Festival for foodies


By Marjie Lambert

Miami Herald (TNS)

Bacon macaroni and cheese or deconstructed duck confit?

Coconut shrimp or goat cheese fingerling potato tart?

Busch Gardens Tampa Bay is hosting its first food and wine festival on weekends through the end of April, and in the spotlight is a good mix of the comfortable and the bold.

Busch Gardens chefs created 29 small-plate dishes just for this event. They range from the familiar (shrimp and grits, smoked beef brisket) to dishes that push just beyond the comfort zone (venison chili, roasted pork belly with tomato-onion jam) to the sweet (mango eclair, grilled cheesecake sandwich).

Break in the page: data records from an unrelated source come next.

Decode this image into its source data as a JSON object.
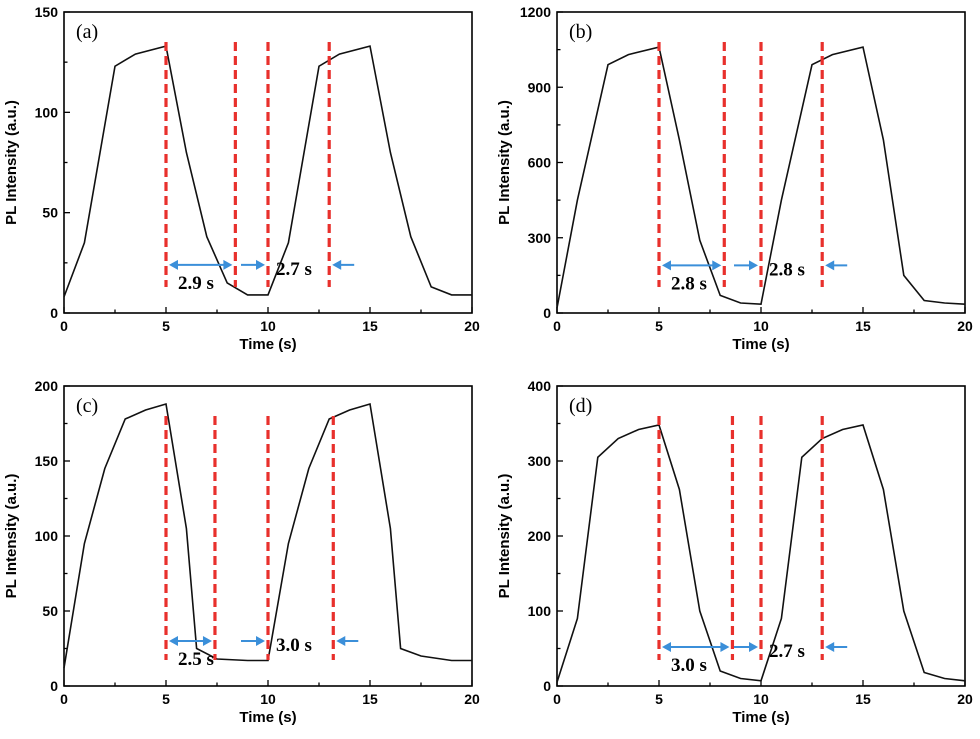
{
  "colors": {
    "curve": "#111111",
    "guide_lines": "#e8302c",
    "arrows": "#3b8fd9"
  },
  "chart_data": [
    {
      "type": "line",
      "panel_label": "(a)",
      "xlabel": "Time (s)",
      "ylabel": "PL Intensity (a.u.)",
      "xlim": [
        0,
        20
      ],
      "ylim": [
        0,
        150
      ],
      "xticks": [
        0,
        5,
        10,
        15,
        20
      ],
      "yticks": [
        0,
        50,
        100,
        150
      ],
      "x": [
        0,
        1,
        2.5,
        3.5,
        5,
        6,
        7,
        8,
        9,
        10,
        11,
        12.5,
        13.5,
        15,
        16,
        17,
        18,
        19,
        20
      ],
      "y": [
        8,
        35,
        123,
        129,
        133,
        80,
        38,
        15,
        9,
        9,
        35,
        123,
        129,
        133,
        80,
        38,
        13,
        9,
        9
      ],
      "guides_x": [
        5,
        8.4,
        10,
        13
      ],
      "decay_label": "2.9 s",
      "rise_label": "2.7 s",
      "arrow_y": 24
    },
    {
      "type": "line",
      "panel_label": "(b)",
      "xlabel": "Time (s)",
      "ylabel": "PL Intensity (a.u.)",
      "xlim": [
        0,
        20
      ],
      "ylim": [
        0,
        1200
      ],
      "xticks": [
        0,
        5,
        10,
        15,
        20
      ],
      "yticks": [
        0,
        300,
        600,
        900,
        1200
      ],
      "x": [
        0,
        1,
        2.5,
        3.5,
        5,
        6,
        7,
        8,
        9,
        10,
        11,
        12.5,
        13.5,
        15,
        16,
        17,
        18,
        19,
        20
      ],
      "y": [
        20,
        450,
        990,
        1030,
        1060,
        690,
        290,
        70,
        40,
        35,
        450,
        990,
        1030,
        1060,
        690,
        150,
        50,
        40,
        35
      ],
      "guides_x": [
        5,
        8.2,
        10,
        13
      ],
      "decay_label": "2.8 s",
      "rise_label": "2.8 s",
      "arrow_y": 190
    },
    {
      "type": "line",
      "panel_label": "(c)",
      "xlabel": "Time (s)",
      "ylabel": "PL Intensity (a.u.)",
      "xlim": [
        0,
        20
      ],
      "ylim": [
        0,
        200
      ],
      "xticks": [
        0,
        5,
        10,
        15,
        20
      ],
      "yticks": [
        0,
        50,
        100,
        150,
        200
      ],
      "x": [
        0,
        1,
        2,
        3,
        4,
        5,
        6,
        6.5,
        7.5,
        9,
        10,
        11,
        12,
        13,
        14,
        15,
        16,
        16.5,
        17.5,
        19,
        20
      ],
      "y": [
        12,
        95,
        145,
        178,
        184,
        188,
        105,
        25,
        18,
        17,
        17,
        95,
        145,
        178,
        184,
        188,
        105,
        25,
        20,
        17,
        17
      ],
      "guides_x": [
        5,
        7.4,
        10,
        13.2
      ],
      "decay_label": "2.5 s",
      "rise_label": "3.0 s",
      "arrow_y": 30
    },
    {
      "type": "line",
      "panel_label": "(d)",
      "xlabel": "Time (s)",
      "ylabel": "PL Intensity (a.u.)",
      "xlim": [
        0,
        20
      ],
      "ylim": [
        0,
        400
      ],
      "xticks": [
        0,
        5,
        10,
        15,
        20
      ],
      "yticks": [
        0,
        100,
        200,
        300,
        400
      ],
      "x": [
        0,
        1,
        2,
        3,
        4,
        5,
        6,
        7,
        8,
        9,
        10,
        11,
        12,
        13,
        14,
        15,
        16,
        17,
        18,
        19,
        20
      ],
      "y": [
        5,
        90,
        305,
        330,
        342,
        348,
        262,
        100,
        20,
        10,
        7,
        90,
        305,
        330,
        342,
        348,
        262,
        100,
        18,
        10,
        7
      ],
      "guides_x": [
        5,
        8.6,
        10,
        13
      ],
      "decay_label": "3.0 s",
      "rise_label": "2.7 s",
      "arrow_y": 52
    }
  ]
}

The festival also offers more than 50 brews, many of them Florida craft beers, and more than 50 wines. Many of the food items come with pairing recommendations.

“We’re always looking for new, unique experiences. We look back on what our guests loved and build on that,” said Heather Harrison, entertainment-show manager for Busch Gardens. “We see this being something that will reach out to many guests that we haven’t been able to reach before — different ages, different palates, people who enjoy wine rather than beer, people who are foodies.

“We’re pulling out all the stops.”

The new event replaces the Bands, Brew & BBQ festival with a more-ambitious array of food and beverages.

“We’ve got everything from grilled food, seafood, vegetarian to soul food,” Harrison said. “They all have some kind of a Southern or Florida twist.”

Guests stood recently at small tables sampling a little of this, a little of that.

“There isn’t anything we haven’t liked yet. The food’s been good, and there’s a good variety,” said Elizabeth Kara of Spring Hill, Fla. “It’s a little bit better than what I expected.”

“And there’s a good assortment of drinks,” added her husband, Christopher Kara.

Their favorite? “It’s a toss-up between the coconut shrimp and the short ribs,” she said.

“The short ribs,” he said.

Recently, Norman van Aken, a Miami/Key West chef celebrated for his contributions to South Florida cuisine, gave cooking demonstrations, handed out samples of his sauteed shrimp and answered questions from a small audience.

In a shady courtyard where people sought refuge from the sun, a living statue — a woman dressed or painted in ivory from head to toe to resemble statuary — stood still, and at time moved gracefully to music. Sometimes water sprayed from her fingertips as if they were sprinklers.

The festival is set up in the shadow of Gwazi, an old-fashioned wooden roller coaster that Busch Gardens shut down in February because it was no longer popular with guests. The park has not yet decided how it will replace the coaster, which is still standing.

The area is lined with midway games, but for the Food & Wine Festival, some of the games were themed for the event. In the ring toss, for example, the targets were the necks of wine bottles.

Concerts are scheduled every Saturday and Sunday through April 26, the last day of the festival.

The park’s regular attractions were open, and some festivalgoers took their cups of beer or plates of dessert to watch cheetahs strolling through their habitat or alligators sunning themselves by a nearby pond. In the background, roller-coaster riders screamed and whooped.

The Busch festival is not on the scale of Disney’s annual Epcot Wine & Food Festival held each fall. The Busch festival doesn’t have the galas, wine-tasting seminars and food workshops that the Epcot festival does.

But on a recent Sunday, it sounded as if it might develop its own loyal following. Of half a dozen guests interviewed, all said they have annual passes, come to Busch Gardens regularly and would return for the festival.